The longer this fiasco drags on, the more difficult it will be for the current government to address the nation’s most pressing problems. At home, it must deal with a weak economy and struggling currency, which fell 10 per cent last quarter versus the US dollar. 

And in a reminder of the threat North Korea poses, this week Kim Jong Un’s regime fired the first missile of the year towards the Sea of Japan. Pyongyang’s closer collaboration with Moscow means that the North could have access to new technology to help it further its nuclear weapons programme.

The threat is now so acute that many increasingly support nuclearisation, Robert E Kelly of Pusan National University and Min-Hyung Kim of Kyung Hee University note in Foreign Affairs. According to a 2022 poll, 71 per cent of South Koreans favour such a move. 

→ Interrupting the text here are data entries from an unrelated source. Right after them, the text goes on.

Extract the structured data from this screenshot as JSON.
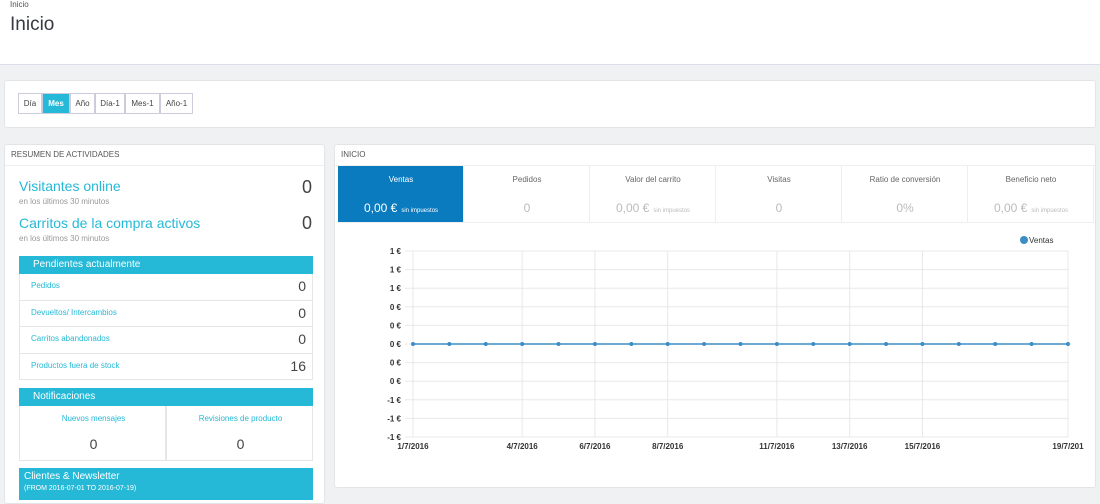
{
  "header": {
    "breadcrumb": "Inicio",
    "title": "Inicio"
  },
  "period_buttons": [
    "Día",
    "Mes",
    "Año",
    "Día-1",
    "Mes-1",
    "Año-1"
  ],
  "activity": {
    "title": "RESUMEN DE ACTIVIDADES",
    "online": {
      "label": "Visitantes online",
      "note": "en los últimos 30 minutos",
      "value": 0
    },
    "carts": {
      "label": "Carritos de la compra activos",
      "note": "en los últimos 30 minutos",
      "value": 0
    },
    "pending": {
      "title": "Pendientes actualmente",
      "rows": [
        {
          "label": "Pedidos",
          "value": 0
        },
        {
          "label": "Devueltos/ Intercambios",
          "value": 0
        },
        {
          "label": "Carritos abandonados",
          "value": 0
        },
        {
          "label": "Productos fuera de stock",
          "value": 16
        }
      ]
    },
    "notifications": {
      "title": "Notificaciones",
      "items": [
        {
          "label": "Nuevos mensajes",
          "value": 0
        },
        {
          "label": "Revisiones de producto",
          "value": 0
        }
      ]
    },
    "customers": {
      "title": "Clientes & Newsletter",
      "range": "(FROM 2016-07-01 TO 2016-07-19)"
    }
  },
  "dashboard": {
    "title": "INICIO",
    "kpis": [
      {
        "label": "Ventas",
        "value": "0,00 €",
        "note": "sin impuestos"
      },
      {
        "label": "Pedidos",
        "value": "0"
      },
      {
        "label": "Valor del carrito",
        "value": "0,00 €",
        "note": "sin impuestos"
      },
      {
        "label": "Visitas",
        "value": "0"
      },
      {
        "label": "Ratio de conversión",
        "value": "0%"
      },
      {
        "label": "Beneficio neto",
        "value": "0,00 €",
        "note": "sin impuestos"
      }
    ]
  },
  "chart_data": {
    "type": "line",
    "x": [
      1,
      2,
      3,
      4,
      5,
      6,
      7,
      8,
      9,
      10,
      11,
      12,
      13,
      14,
      15,
      16,
      17,
      18,
      19
    ],
    "series": [
      {
        "name": "Ventas",
        "color": "#3c8dc5",
        "values": [
          0,
          0,
          0,
          0,
          0,
          0,
          0,
          0,
          0,
          0,
          0,
          0,
          0,
          0,
          0,
          0,
          0,
          0,
          0
        ]
      }
    ],
    "xlim": [
      1,
      19
    ],
    "xticks": [
      {
        "value": 1,
        "label": "1/7/2016"
      },
      {
        "value": 4,
        "label": "4/7/2016"
      },
      {
        "value": 6,
        "label": "6/7/2016"
      },
      {
        "value": 8,
        "label": "8/7/2016"
      },
      {
        "value": 11,
        "label": "11/7/2016"
      },
      {
        "value": 13,
        "label": "13/7/2016"
      },
      {
        "value": 15,
        "label": "15/7/2016"
      },
      {
        "value": 19,
        "label": "19/7/201"
      }
    ],
    "ylim": [
      -1,
      1
    ],
    "yticks": [
      {
        "value": 1,
        "label": "1 €"
      },
      {
        "value": 0.8,
        "label": "1 €"
      },
      {
        "value": 0.6,
        "label": "1 €"
      },
      {
        "value": 0.4,
        "label": "0 €"
      },
      {
        "value": 0.2,
        "label": "0 €"
      },
      {
        "value": 0,
        "label": "0 €"
      },
      {
        "value": -0.2,
        "label": "0 €"
      },
      {
        "value": -0.4,
        "label": "0 €"
      },
      {
        "value": -0.6,
        "label": "-1 €"
      },
      {
        "value": -0.8,
        "label": "-1 €"
      },
      {
        "value": -1,
        "label": "-1 €"
      }
    ],
    "grid": true,
    "legend": "top-right"
  }
}
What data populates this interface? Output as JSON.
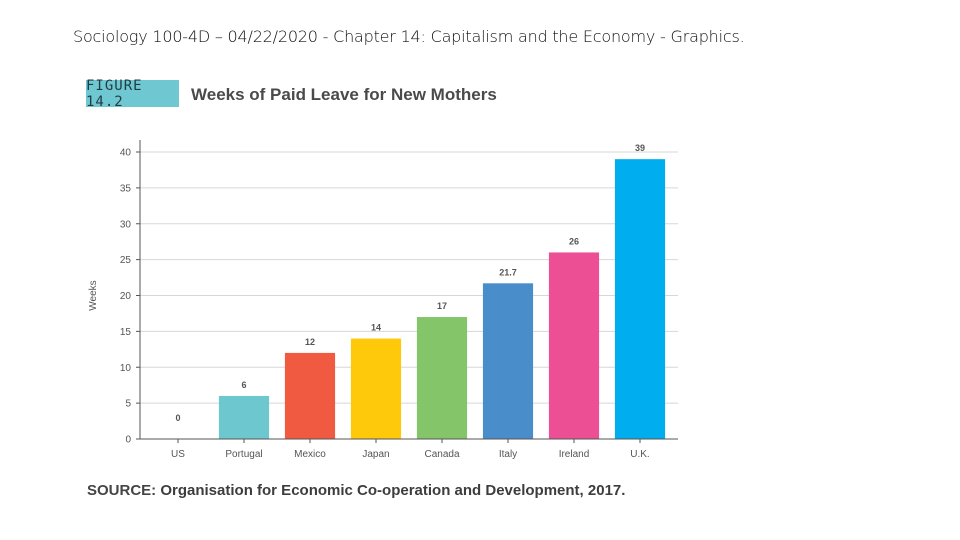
{
  "slide": {
    "title": "Sociology 100-4D – 04/22/2020 - Chapter 14: Capitalism and the Economy - Graphics."
  },
  "figure": {
    "tag": "FIGURE 14.2",
    "tag_color": "#6fc8d1"
  },
  "source": {
    "label": "SOURCE:",
    "text": "Organisation for Economic Co-operation and Development, 2017."
  },
  "chart_data": {
    "type": "bar",
    "title": "Weeks of Paid Leave for New Mothers",
    "xlabel": "",
    "ylabel": "Weeks",
    "ylim": [
      0,
      40
    ],
    "yticks": [
      0,
      5,
      10,
      15,
      20,
      25,
      30,
      35,
      40
    ],
    "grid": true,
    "categories": [
      "US",
      "Portugal",
      "Mexico",
      "Japan",
      "Canada",
      "Italy",
      "Ireland",
      "U.K."
    ],
    "values": [
      0,
      6,
      12,
      14,
      17,
      21.7,
      26,
      39
    ],
    "value_labels": [
      "0",
      "6",
      "12",
      "14",
      "17",
      "21.7",
      "26",
      "39"
    ],
    "colors": [
      "#9e9e9e",
      "#6cc7cf",
      "#ef5a40",
      "#fec90b",
      "#84c56a",
      "#4a8dcb",
      "#ec4f93",
      "#00adee"
    ]
  }
}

These sorts of conversations should be the focus of Korean political life, rather than the domestic crisis playing out today on the streets.

Seoul also has to navigate its ties with Washington. The missile test took place while US Secretary of State Antony Blinken was in the capital, talking up the alliance. 

But this relationship is only as good as the individuals maintaining it. Yoon shared a good rapport with Biden, and together with former Japanese prime minister Fumio Kishida they helped to create a partnership to act as a bulwark against China’s rising influence. 

There is no guarantee that president-elect Trump will follow his predecessor’s lead. 

In a speech on Tuesday (Jan 7), Trump spoke of ambitions to use “economic force” to compel Canada to become the 51st state in the US and suggested calling the Gulf of Mexico the “Gulf of America”. There was no mention of his plans for Asia, but Trump is likely to usher in an unpredictable era that could include getting partners like Seoul to pay for their own defence. 

None of this is encouraging for South Korea’s new leader, whoever that eventually is. 

Against the backdrop of a complicated geopolitical environment, citizens must put their country first and change their political culture, as Gi-Wook Shin, director of the Walter H Shorenstein Asia-Pacific Research Center at Stanford University notes about South Korean politics, where several presidents have ended up in disgrace or jailed. 

“Demonising opponents, divisive identity politics, and insular political fandoms and populism have no place in a healthy democracy,” he writes.